Based on an original story by Wong, the storyline uses the major fighting characters to embody four schools of Kung Fu — Wing Chun (Ip Man), Bagua (Gong Er), Xingyi (Ma San) and Baji (the Razor).  The actors committed to several years of rigorous training for their roles.  In Berlin, director of photography Philippe Le Sourd and Zhang explained that it took 20 months of shooting over three years, but they’d do it all over again for Wong.

The Weinstein Co. announced Thursday that it will distribute the film in the U.S. and several other countries;  American rights were acquired from Annapurna Pictures, owned by Megan Ellison, a credited producer on “The Grandmaster.”  

“The Grandmaster” is said to be Wong’s most commercial film. It opened strong in China in January, making more than $50 million at the box office and is the director’s highest-grossing film. After multiple edits, "The Grandmaster" in its current version is screening at 120 minutes, though a four-hour version of the film is said to exist.
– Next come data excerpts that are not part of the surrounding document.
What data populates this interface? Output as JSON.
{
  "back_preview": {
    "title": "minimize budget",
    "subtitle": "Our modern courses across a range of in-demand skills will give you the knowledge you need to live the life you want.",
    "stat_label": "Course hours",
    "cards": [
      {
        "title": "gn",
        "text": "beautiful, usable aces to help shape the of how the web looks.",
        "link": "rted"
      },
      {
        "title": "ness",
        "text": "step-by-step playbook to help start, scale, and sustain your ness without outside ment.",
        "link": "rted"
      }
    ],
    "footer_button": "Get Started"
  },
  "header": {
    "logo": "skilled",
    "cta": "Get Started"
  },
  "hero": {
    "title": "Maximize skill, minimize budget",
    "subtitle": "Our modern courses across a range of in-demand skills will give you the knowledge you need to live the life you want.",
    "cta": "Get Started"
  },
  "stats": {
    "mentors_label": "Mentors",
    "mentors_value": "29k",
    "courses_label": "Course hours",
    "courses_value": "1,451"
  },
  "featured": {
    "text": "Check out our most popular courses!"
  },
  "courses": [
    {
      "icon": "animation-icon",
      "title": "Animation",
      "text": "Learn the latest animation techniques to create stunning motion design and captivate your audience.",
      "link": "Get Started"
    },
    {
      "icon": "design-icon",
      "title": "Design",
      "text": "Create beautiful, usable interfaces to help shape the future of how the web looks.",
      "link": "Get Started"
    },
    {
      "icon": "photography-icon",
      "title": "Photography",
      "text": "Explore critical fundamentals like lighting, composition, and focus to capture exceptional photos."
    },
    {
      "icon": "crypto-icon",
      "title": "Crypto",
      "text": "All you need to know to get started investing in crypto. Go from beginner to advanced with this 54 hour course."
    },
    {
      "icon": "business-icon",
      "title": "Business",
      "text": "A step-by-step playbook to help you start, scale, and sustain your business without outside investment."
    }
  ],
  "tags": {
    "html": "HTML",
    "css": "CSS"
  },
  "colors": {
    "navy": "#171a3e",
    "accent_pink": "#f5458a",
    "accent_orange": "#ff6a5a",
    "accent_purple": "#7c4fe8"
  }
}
At the press conference for the film, the 56-year-old Wong said he’d had the idea the film since 1999, after seeing a Super 8 film of Ip Man taken three days before his death in 1972.  In the clip, the 79-year-old is in his pajamas, in his living room with cats and grandchildren watching as he demonstrates his art.  For a moment, with his back to the camera, he stops.  “It’s a very agonizing moment,” said Wong. 

“Either he’s too weak or he’s too tired to carry on. Or he simply forgot it.  And that’s the moment that really moves me.”